The singer pulled in behind me while I waited, in his rickety old Datsun that had definitely seen better days. Its bright red had faded to piebald pink-and-rust and the side mirror was reattached with what looked like a coat hanger. Another served as a radio antenna and one headlight was gone, literally (there was a hole).

The guy behind the wheel matched his transport: Gaunt and rawboned, scanty beard, thinning shoulder-length locks shot with grey. His eyes were closed, head thrown back. One arm flagged the time as he sang and each time it waved, the ragged hole at the shoulder of his faded tee flashed fishbelly-white skin.

He was one of the legions of glassland residents that a friend calls “time-warp hippies.” Visit Portland’s Saturday Market and you’ll see them out in force; the genial, grey-haired folk in ponchos and old cords who will still sell you a hand-made hashpipe or tie-dyed shirt. “These are the guys,” mused a local colleague, ex-hippie himself, “that just never needed to grow up. Sometimes I envy them.”

My guy’s voice soared and swooped, banging around the right notes without ever actually nailing one; any meter or rhythm was at best wishful thinking. I’m a huge fan of “Ain’t no sunshine,” and by rights I should have been wincing at the scritchy butchery going on behind me.

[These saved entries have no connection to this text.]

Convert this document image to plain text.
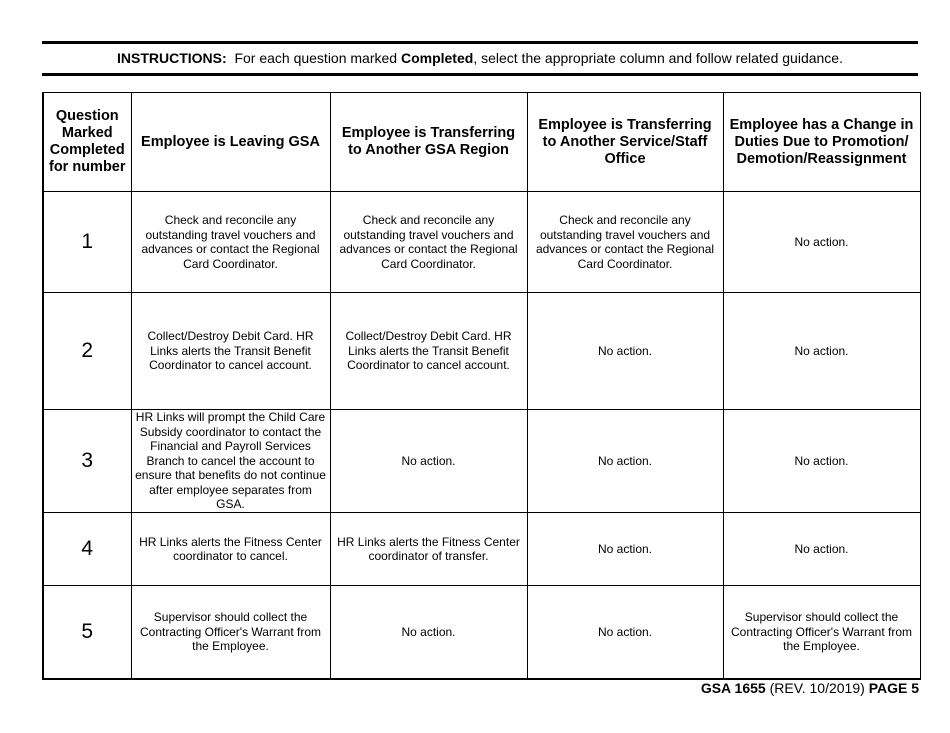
INSTRUCTIONS: For each question marked Completed, select the appropriate column and follow related guidance.
Question Marked Completed for number	Employee is Leaving GSA	Employee is Transferring to Another GSA Region	Employee is Transferring to Another Service/Staff Office	Employee has a Change in Duties Due to Promotion/ Demotion/Reassignment
1	Check and reconcile any outstanding travel vouchers and advances or contact the Regional Card Coordinator.	Check and reconcile any outstanding travel vouchers and advances or contact the Regional Card Coordinator.	Check and reconcile any outstanding travel vouchers and advances or contact the Regional Card Coordinator.	No action.
2	Collect/Destroy Debit Card. HR Links alerts the Transit Benefit Coordinator to cancel account.	Collect/Destroy Debit Card. HR Links alerts the Transit Benefit Coordinator to cancel account.	No action.	No action.
3	HR Links will prompt the Child Care Subsidy coordinator to contact the Financial and Payroll Services Branch to cancel the account to ensure that benefits do not continue after employee separates from GSA.	No action.	No action.	No action.
4	HR Links alerts the Fitness Center coordinator to cancel.	HR Links alerts the Fitness Center coordinator of transfer.	No action.	No action.
5	Supervisor should collect the Contracting Officer's Warrant from the Employee.	No action.	No action.	Supervisor should collect the Contracting Officer's Warrant from the Employee.
GSA 1655 (REV. 10/2019) PAGE 5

Instead, it shook me to the bone.

This dude couldn’t sing, not a note, but by God he could SING. I stared at him through the rearview mirror, watched the restaurant fluorescents glinting off the tears slipping down his cheeks. His voice faltered and broke, sobbed and wailed. He sent his pain out into the night and hit me foursquare between the eyes.

It brought home what all great blues singers know instinctively: Pain isn’t pretty. There’s a world of difference between a smooth and supple stage performance, every note correctly and effortlessly slotted into place, and a song like his, forcibly ripped from a despairing gut.

I wondered what was behind that song: Was he mourning a lost lover? Was he a maudlin drunk on a three-day bender? Or was this song so powerful–for him–that that it ripped him apart all by itself?

He caught me staring at him from the rear view mirror, and grinned. He raised an imaginary glass in my honor and mimed a toast. Then he blew me a kiss.

The singing stopped. I got my directions and left.